Essential actions to address physical health needs as the pandemic evolves and we move towards recovery and renewal.

  • Collaborate with your local public health department to track COVID-19 vaccination data that may inform school operating status and on-going mitigation planning and decision-making. For example:
    • Efficacy—prevention of disease, prevention of severe disease, prevention of spread—of the vaccines administered.
    • Mutations and the changing genome of the virus over time.
    • Percentage of persons in the community vaccinated.
    • Percentage of district and school employees vaccinated.
    • Percentage of students vaccinated.
    • Rate at which vaccinations are administered in the community.
  • Based on state guidance, where possible, consider partnering with your local public health department to provide school-based sites for COVID-19 vaccine administration for the community. 

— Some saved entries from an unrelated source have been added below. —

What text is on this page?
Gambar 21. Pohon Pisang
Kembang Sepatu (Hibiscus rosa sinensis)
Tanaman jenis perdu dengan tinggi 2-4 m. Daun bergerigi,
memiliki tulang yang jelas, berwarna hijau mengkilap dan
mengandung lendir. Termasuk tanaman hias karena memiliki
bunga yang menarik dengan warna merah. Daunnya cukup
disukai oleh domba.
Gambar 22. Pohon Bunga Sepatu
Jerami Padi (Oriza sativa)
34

  • Collaborate with your local public health department to understand if, and at what point, core mitigation measures (masking, social distancing, hand, hygiene and respiratory etiquette, cleaning and disinfection, and contact tracing) may change as a result of COVID-19 vaccination. 
  • Collaborate with your local public health department to understand if, and at what point, CDC-designated metrics of community burden  (e.g., the number of new cases per 100,000 persons within the last 14 days, and/or the percentage of RT-PRC tests that are positive during the last 14 days) may change as a result of COVID-19 vaccination.
  • Maintain up-to-date student and employee COVID-19 case tracking systems to detect case outbreaks, share best practices with other schools in the district, and improve data sharing with local health departments. 
  • Continually reassess, in consultation with your local public health department, what the best quarantine protocol is (community spread and vaccination rates will influence this decision).
  • Work with your local public health department and utilize CDC cost estimation tools to build PPE budgets for full in-person and hybrid operating scenarios over the next 12-18 months.
  • Work with your local public health department to make broadly available clear outcome reviews of the clinical COVID-19 vaccine trials for adults and in children, including to what extent it has been tested in children, what the side effects are, how the vaccine will be delivered—injection, inhaled, or orally—and what the financial burden will be for parents.
  • Build budgets that optimize for accessible healthcare, including full-time or shared nurses, at schools.
  • Implement a COVID-19 surveillance testing protocol for all schools (this may be necessary through the fall depending on the level of community spread and vaccination percentages).
  • Collaborate with your local public health department to continue educating the public of the non-pharmacologic mitigation efforts necessary to limit the spread of COVID-19 until sufficient herd immunity is attained. 
  • Establish a drinking water quality maintenance plan to reduce detrimental health risks associated with low to no use of water due to school closures.
  • Continue to share information with the community quickly and transparently including positive cases, quarantines, and outbreaks in line with previously established communication measures.
  • Consider collaborating with local public health departments to educate the community about necessary efforts to return to in-person instruction, with focus on a culturally competent COVID-19 vaccination rollout.
  • Ensure air filtration systems meet established guidance from the CDC, state, and local public health departments.